Friday, April 1, 2011

Civil Securities Litigation Surrounding Fred Hassan's Penultimate Debacle -- At Pharmacia -- Boils Down To A Sticky Tar. . .


Here almost eight years after Pharmacia was sold to Pfizer by Fred Hassan and Carrie Cox (background post), the earlier business decisions of Fred Hassan and Carrie Cox -- (allegedly) delaying disclosure of pivotal Bextra® study results, and promoting Celebrex® off-label -- whilst leading Pharmacia, are finally reaching the light of day, in the federal District courthouse in Newark, New Jersey. eight years -- and two companies ago, now.

Just yesterday, the very capable US Magistrate Toni J. Bongiovanni ordered lawyers for the defense to explain why they are claiming priviledge on a memo that went to "Distribution Groups" -- quite often, a sign that it travelled beyond the confines of attorney client priviledge. In essence, she ruled as follows:

. . . .[T]he Court is concerned with the following privilege log entries: Document Nos. 28, 141 and 142. The Court notes that with respect to Document No. 28, Defendants have only identified the Addressee as “Distribution Groups.” Without more information concerning who makes up the “Distribution Groups” the Court cannot be certain that the claimed attorney-client and work product privileges have not been waived. This is true despite the fact that the document, which is an e-mail prepared by or at the direction of an attorney that pertains to Defendants’ litigation hold, would otherwise appear to appropriately have been marked as privileged. As such, Defendants are directed to provide the Court and Plaintiffs with additional information regarding the “Distribution Groups” no later than April 8, 2011.

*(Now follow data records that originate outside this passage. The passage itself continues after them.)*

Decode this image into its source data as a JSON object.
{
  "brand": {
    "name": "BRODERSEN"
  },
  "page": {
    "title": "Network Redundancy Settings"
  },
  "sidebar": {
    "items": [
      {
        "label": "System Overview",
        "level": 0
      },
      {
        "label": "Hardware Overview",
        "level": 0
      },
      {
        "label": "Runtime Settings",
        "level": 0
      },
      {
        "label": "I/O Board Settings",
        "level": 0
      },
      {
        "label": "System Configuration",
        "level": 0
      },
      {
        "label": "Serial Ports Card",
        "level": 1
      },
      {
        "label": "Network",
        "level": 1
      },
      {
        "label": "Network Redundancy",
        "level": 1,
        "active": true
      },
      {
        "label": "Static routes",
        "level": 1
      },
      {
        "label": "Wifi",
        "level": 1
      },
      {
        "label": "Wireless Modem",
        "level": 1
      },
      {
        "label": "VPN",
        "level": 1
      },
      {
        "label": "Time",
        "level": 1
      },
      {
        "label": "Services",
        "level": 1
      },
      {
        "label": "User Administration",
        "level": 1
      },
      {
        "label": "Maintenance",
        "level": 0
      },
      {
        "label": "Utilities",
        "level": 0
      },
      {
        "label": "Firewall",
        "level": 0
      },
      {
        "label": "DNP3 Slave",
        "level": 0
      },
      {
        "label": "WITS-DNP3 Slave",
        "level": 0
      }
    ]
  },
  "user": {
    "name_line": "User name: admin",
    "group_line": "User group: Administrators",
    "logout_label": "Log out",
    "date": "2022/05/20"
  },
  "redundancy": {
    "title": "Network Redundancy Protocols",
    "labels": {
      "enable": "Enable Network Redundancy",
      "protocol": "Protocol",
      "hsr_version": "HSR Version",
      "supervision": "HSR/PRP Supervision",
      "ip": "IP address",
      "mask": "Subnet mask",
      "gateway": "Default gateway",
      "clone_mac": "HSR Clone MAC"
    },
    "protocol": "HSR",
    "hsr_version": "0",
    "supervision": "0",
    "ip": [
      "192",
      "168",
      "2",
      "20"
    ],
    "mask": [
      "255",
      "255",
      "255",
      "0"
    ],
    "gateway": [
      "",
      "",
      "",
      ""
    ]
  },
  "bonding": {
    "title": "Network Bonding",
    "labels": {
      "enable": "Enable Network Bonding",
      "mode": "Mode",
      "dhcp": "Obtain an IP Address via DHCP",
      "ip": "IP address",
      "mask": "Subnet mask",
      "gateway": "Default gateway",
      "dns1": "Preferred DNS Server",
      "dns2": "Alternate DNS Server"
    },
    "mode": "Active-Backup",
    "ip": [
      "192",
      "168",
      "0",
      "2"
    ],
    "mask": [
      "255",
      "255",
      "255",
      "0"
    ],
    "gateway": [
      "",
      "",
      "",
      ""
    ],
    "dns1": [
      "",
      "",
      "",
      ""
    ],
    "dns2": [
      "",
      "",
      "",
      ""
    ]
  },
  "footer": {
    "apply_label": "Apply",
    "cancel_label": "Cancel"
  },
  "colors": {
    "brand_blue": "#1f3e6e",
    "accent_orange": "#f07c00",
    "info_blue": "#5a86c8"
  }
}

Further, with respect to Document Nos. 141 and 142, the Court notes that Plaintiffs, in part, object to Defendants’ privilege claims because these documents were shared with a third party. The Court, however, does not currently have sufficient information to determine whether Document Nos. 141 and 142 were, in fact, shared with a third party and whether this distribution eviscerates Defendants’ claim of privilege. As a result, the Court instructs Plaintiffs’ to provide a more detailed argument regarding their objection based on the fact that these documents were distributed to a third party no later than April 8, 2011. The Court further instructs Defendants to respond to Plaintiffs’ letter no later than April 15, 2011. No additional briefing is permitted absent prior Court approval.
IT IS SO ORDERED.

/s/ Tonianne J. Bongiovanni

TONIANNE J. BONGIOVANNI

United States Magistrate Judge. . . .

We will keep an eye on this -- as these same predicate facts were at issue in the DoJ criminal case that led to the largest criminal fine in US pharma's history ($1.2 billion), last year (paid by Pfizer, on account of Hassan's actions while at Pharmacia).

1 comment:

Anonymous said...

Merck has given the Advisory Board in Oss he requested data why the deal with party X was rejected by Merck. After studying those data the Advisory board advised to re-open talks with Party X, according to advisers of the ADdvosry Board (RABO International and Professor Hans Schenk) the deal would benefit Merck instead of costing 700 million dollar. If they choose not to re-open the talks with Party X the Advisory Board advises to keep the R&D open,that's what they in fact meant. The Advisory oard consisted in representatives of Workscouncil, Trade Unions and Advisory Board of Organon. Now Merck has to decide what to do with the advise. The courtcase of Workscouncil against MSD is cancelled. They would have no chanche, they can't influence decisions made in the USA.